Como foi visto neste texto, para produzir o combustível nuclear é preciso um longo processo industrial, que começa com a mineração e termina na produção da pastilha nuclear. Em sendo uma indústria, nós podemos considerar a quantidade de empregos gerados (direta e indiretamente), as divisas geradas, a ganho tecnológico envolvido e a melhor vantagem: a inserção disso na economia e da economia na sociedade.

Um reator de pequeno porte se insere convenientemente na nossa economia, ficando próximo ao principal consumidor: a indústria. A única objeção é a presença abundante de água. Coincidentemente boa parte das indústrias (ao menos as que mais gastam energia) necessitam da mesma coisa: água. Melhor, por ser de baixo custo de fabricação, construção e operação, pode-se obrigar conglomerados industriais a comprar seu próprio reator. O calor rejeitado pelo reator pode ser utilizado para gerar vapor, outra excelente coincidência pois boa parte da indústria também necessita de vapor para os seus processos. Se considerado o aproveitamento do vapor no cálculo energético, o rendimento do reator chega facilmente a 75%.

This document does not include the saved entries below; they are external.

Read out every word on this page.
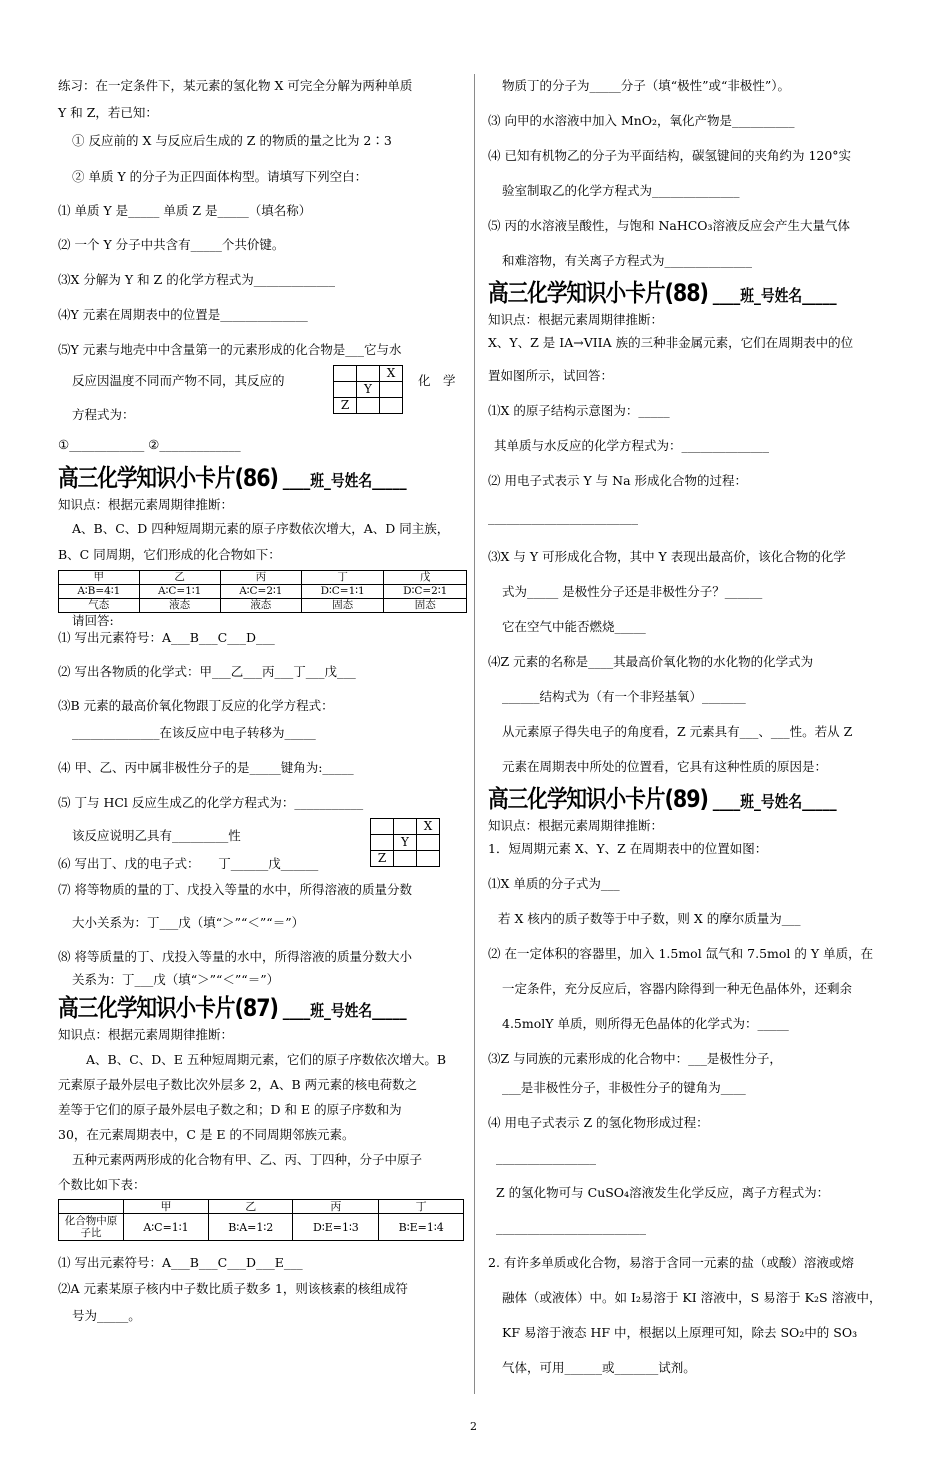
练习：在一定条件下，某元素的氢化物 X 可完全分解为两种单质
Y 和 Z，若已知：
① 反应前的 X 与反应后生成的 Z 的物质的量之比为 2∶3
② 单质 Y 的分子为正四面体构型。请填写下列空白：
⑴ 单质 Y 是_____ 单质 Z 是_____（填名称）
⑵ 一个 Y 分子中共含有_____个共价键。
⑶X 分解为 Y 和 Z 的化学方程式为_____________
⑷Y 元素在周期表中的位置是______________
⑸Y 元素与地壳中中含量第一的元素形成的化合物是___它与水
反应因温度不同而产物不同，其反应的
			X
	Y	
Z		
化　学
方程式为：
①____________ ②_____________
高三化学知识小卡片(86) ____班_号姓名_____
知识点：根据元素周期律推断：
A、B、C、D 四种短周期元素的原子序数依次增大，A、D 同主族，
B、C 同周期，它们形成的化合物如下：
甲	乙	丙	丁	戊
A∶B=4∶1	A∶C=1∶1	A∶C=2∶1	D∶C=1∶1	D∶C=2∶1
气态	液态	液态	固态	固态
请回答:
⑴ 写出元素符号：A___B___C___D___
⑵ 写出各物质的化学式：甲___乙___丙___丁___戊___
⑶B 元素的最高价氧化物跟丁反应的化学方程式：
______________在该反应中电子转移为_____
⑷ 甲、乙、丙中属非极性分子的是_____键角为:_____
⑸ 丁与 HCl 反应生成乙的化学方程式为：___________
该反应说明乙具有_________性
		X
	Y	
Z		
⑹ 写出丁、戊的电子式：　　丁______戊______
⑺ 将等物质的量的丁、戊投入等量的水中，所得溶液的质量分数
大小关系为：丁___戊（填“＞”“＜”“＝”）
⑻ 将等质量的丁、戊投入等量的水中，所得溶液的质量分数大小
关系为：丁___戊（填“＞”“＜”“＝”）
高三化学知识小卡片(87) ____班_号姓名_____
知识点：根据元素周期律推断：
A、B、C、D、E 五种短周期元素，它们的原子序数依次增大。B
元素原子最外层电子数比次外层多 2，A、B 两元素的核电荷数之
差等于它们的原子最外层电子数之和；D 和 E 的原子序数和为
30，在元素周期表中，C 是 E 的不同周期邻族元素。
五种元素两两形成的化合物有甲、乙、丙、丁四种，分子中原子
个数比如下表：
	甲	乙	丙	丁
化合物中原子比	A∶C=1∶1	B∶A=1∶2	D∶E=1∶3	B∶E=1∶4
⑴ 写出元素符号：A___B___C___D___E___
⑵A 元素某原子核内中子数比质子数多 1，则该核素的核组成符
号为_____。
物质丁的分子为_____分子（填“极性”或“非极性”）。
⑶ 向甲的水溶液中加入 MnO₂，氧化产物是__________
⑷ 已知有机物乙的分子为平面结构，碳氢键间的夹角约为 120°实
验室制取乙的化学方程式为______________
⑸ 丙的水溶液呈酸性，与饱和 NaHCO₃溶液反应会产生大量气体
和难溶物，有关离子方程式为______________
高三化学知识小卡片(88) ____班_号姓名_____
知识点：根据元素周期律推断：
X、Y、Z 是 IA→VIIA 族的三种非金属元素，它们在周期表中的位
置如图所示，试回答：
⑴X 的原子结构示意图为：_____
其单质与水反应的化学方程式为：______________
⑵ 用电子式表示 Y 与 Na 形成化合物的过程：
________________________
⑶X 与 Y 可形成化合物，其中 Y 表现出最高价，该化合物的化学
式为_____ 是极性分子还是非极性分子？______
它在空气中能否燃烧_____
⑷Z 元素的名称是____其最高价氧化物的水化物的化学式为
______结构式为（有一个非羟基氧）_______
从元素原子得失电子的角度看，Z 元素具有___、___性。若从 Z
元素在周期表中所处的位置看，它具有这种性质的原因是：
高三化学知识小卡片(89) ____班_号姓名_____
知识点：根据元素周期律推断：
1．短周期元素 X、Y、Z 在周期表中的位置如图：
⑴X 单质的分子式为___
若 X 核内的质子数等于中子数，则 X 的摩尔质量为___
⑵ 在一定体积的容器里，加入 1.5mol 氙气和 7.5mol 的 Y 单质，在
一定条件，充分反应后，容器内除得到一种无色晶体外，还剩余
4.5molY 单质，则所得无色晶体的化学式为：_____
⑶Z 与同族的元素形成的化合物中：___是极性分子，
___是非极性分子，非极性分子的键角为____
⑷ 用电子式表示 Z 的氢化物形成过程：
________________
Z 的氢化物可与 CuSO₄溶液发生化学反应，离子方程式为：
________________________
2. 有许多单质或化合物，易溶于含同一元素的盐（或酸）溶液或熔
融体（或液体）中。如 I₂易溶于 KI 溶液中，S 易溶于 K₂S 溶液中，
KF 易溶于液态 HF 中，根据以上原理可知，除去 SO₂中的 SO₃
气体，可用______或_______试剂。
2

Outras boas perspectivas para o reator estão no seu uso para a dessalinização da água, plantas de produção de hidrogênio, descentralização da produção de energia e em países pequenos, com pequenas redes elétricas. O Uruguai e a República Dominicana já demonstraram interesse no reator. Após a aprovação do projeto pela AEIA (Agência Internacional de Energia Atômica) como um reator de IV geração, o projeto está liberado para a construção do protótipo. Sabemos que, a partir do protótipo, não demorará até que seja uma realidade no mercado.